Tokyo is planning to improve working conditions for women after Burmese opposition politician and activist Aung San Suu Kyi paid a visit to Japan at the middle of April, for the first time in 27 years. During her visit, Suu Kyi “embarrassed” her Japanese hosts by mentioning that gender gap in Japan is far more pronounced than in Myanmar.
“I have to say gender discrimination [in Myanmar] is not as great as it is in this country… Research and statistics show Japan and South Korea have some of the greatest gender differences in the world today,” she said during a lecture at Kyoto University.
“If it is true that the gender gap is largely economic in nature, why is it that the greatest gender gaps in the world exist in Japan and South Korea?” she asked, according to the international press. “It is not just economic factors; it is social values as well.”
Japan is placed as the 122nd in the world when it comes to the number of women involved in politics, on the same place as Botswana, with 81 women in the 716 seats in the two houses of the national parliament.

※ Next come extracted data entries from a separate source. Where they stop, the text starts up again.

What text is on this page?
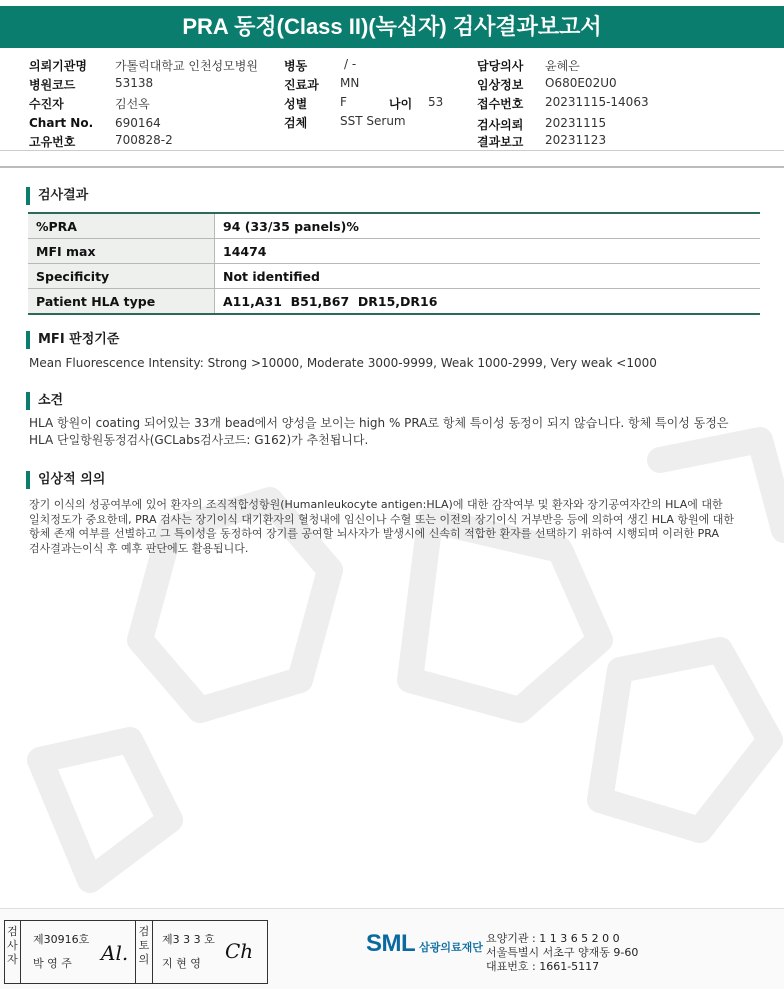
PRA 동정(Class II)(녹십자) 검사결과보고서
의뢰기관명 가톨릭대학교 인천성모병원
병원코드	53138
수진자	김선옥
Chart No. 690164
고유번호	700828-2
병동	/ -
진료과 MN
성별	F	나이 53
검체	SST Serum
담당의사 윤혜은
임상정보 O680E02U0
접수번호 20231115-14063
검사의뢰 20231115
결과보고 20231123
검사결과
%PRA	94 (33/35 panels)%
MFI max	14474
Specificity	Not identified
Patient HLA type	A11,A31  B51,B67  DR15,DR16
MFI 판정기준
Mean Fluorescence Intensity: Strong >10000, Moderate 3000-9999, Weak 1000-2999, Very weak <1000
소견
HLA 항원이 coating 되어있는 33개 bead에서 양성을 보이는 high % PRA로 항체 특이성 동정이 되지 않습니다. 항체 특이성 동정은
HLA 단일항원동정검사(GCLabs검사코드: G162)가 추천됩니다.
임상적 의의
장기 이식의 성공여부에 있어 환자의 조직적합성항원(Humanleukocyte antigen:HLA)에 대한 감작여부 및 환자와 장기공여자간의 HLA에 대한
일치정도가 중요한데, PRA 검사는 장기이식 대기환자의 혈청내에 임신이나 수혈 또는 이전의 장기이식 거부반응 등에 의하여 생긴 HLA 항원에 대한
항체 존재 여부를 선별하고 그 특이성을 동정하여 장기를 공여할 뇌사자가 발생시에 신속히 적합한 환자를 선택하기 위하여 시행되며 이러한 PRA
검사결과는이식 후 예후 판단에도 활용됩니다.
검사자
제30916호
박 영 주 Al.
검토의
제3 3 3 호
지 현 영
Ch	SML 삼광의료재단
요양기관 : 1 1 3 6 5 2 0 0
서울특별시 서초구 양재동 9-60
대표번호 : 1661-5117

As for the earnings’ disadvantage, recent studies show that from all of the developed countries, working mothers in Japan face the biggest difference in pay compared to their male counterparts. They are also pressured to stay home and be a housewife instead of having a career.

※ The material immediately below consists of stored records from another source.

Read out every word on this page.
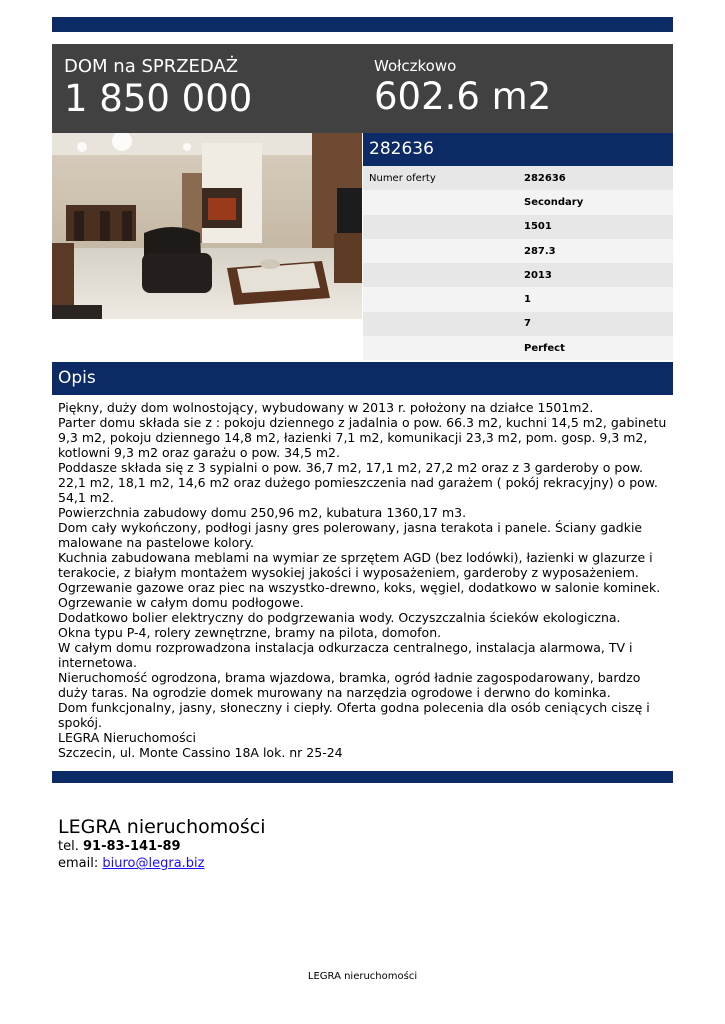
DOM na SPRZEDAŻ
1 850 000
Wołczkowo
602.6 m2
282636
Numer oferty	282636
Secondary
1501
287.3
2013
1
7
Perfect
Opis

Piękny, duży dom wolnostojący, wybudowany w 2013 r. położony na działce 1501m2.

Parter domu składa sie z : pokoju dziennego z jadalnia o pow. 66.3 m2, kuchni 14,5 m2, gabinetu 9,3 m2, pokoju dziennego 14,8 m2, łazienki 7,1 m2, komunikacji 23,3 m2, pom. gosp. 9,3 m2, kotlowni 9,3 m2 oraz garażu o pow. 34,5 m2.

Poddasze składa się z 3 sypialni o pow. 36,7 m2, 17,1 m2, 27,2 m2 oraz z 3 garderoby o pow. 22,1 m2, 18,1 m2, 14,6 m2 oraz dużego pomieszczenia nad garażem ( pokój rekracyjny) o pow. 54,1 m2.

Powierzchnia zabudowy domu 250,96 m2, kubatura 1360,17 m3.

Dom cały wykończony, podłogi jasny gres polerowany, jasna terakota i panele. Ściany gadkie malowane na pastelowe kolory.

Kuchnia zabudowana meblami na wymiar ze sprzętem AGD (bez lodówki), łazienki w glazurze i terakocie, z białym montażem wysokiej jakości i wyposażeniem, garderoby z wyposażeniem.

Ogrzewanie gazowe oraz piec na wszystko-drewno, koks, węgiel, dodatkowo w salonie kominek.

Ogrzewanie w całym domu podłogowe.

Dodatkowo bolier elektryczny do podgrzewania wody. Oczyszczalnia ścieków ekologiczna.

Okna typu P-4, rolery zewnętrzne, bramy na pilota, domofon.

W całym domu rozprowadzona instalacja odkurzacza centralnego, instalacja alarmowa, TV i internetowa.

Nieruchomość ogrodzona, brama wjazdowa, bramka, ogród ładnie zagospodarowany, bardzo duży taras. Na ogrodzie domek murowany na narzędzia ogrodowe i derwno do kominka.

Dom funkcjonalny, jasny, słoneczny i ciepły. Oferta godna polecenia dla osób ceniących ciszę i spokój.

LEGRA Nieruchomości

Szczecin, ul. Monte Cassino 18A lok. nr 25-24

LEGRA nieruchomości
tel. 91-83-141-89
email: biuro@legra.biz
LEGRA nieruchomości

Also, a Japanese working mother’s median salary is 61 percent lower than of a Japanese working father, according to a report made by The Organisation for Economic Co-operation and Development at the end of December.
Tokyo’s measures will include building more day care centers and giving new parents – both men and women – extended child care leave.
“Many women are still forced to make a choice between raising a child and leaving their job,” Shinzo Abe said on the topic. “We will create a society where excellent workers will be able to play active roles.”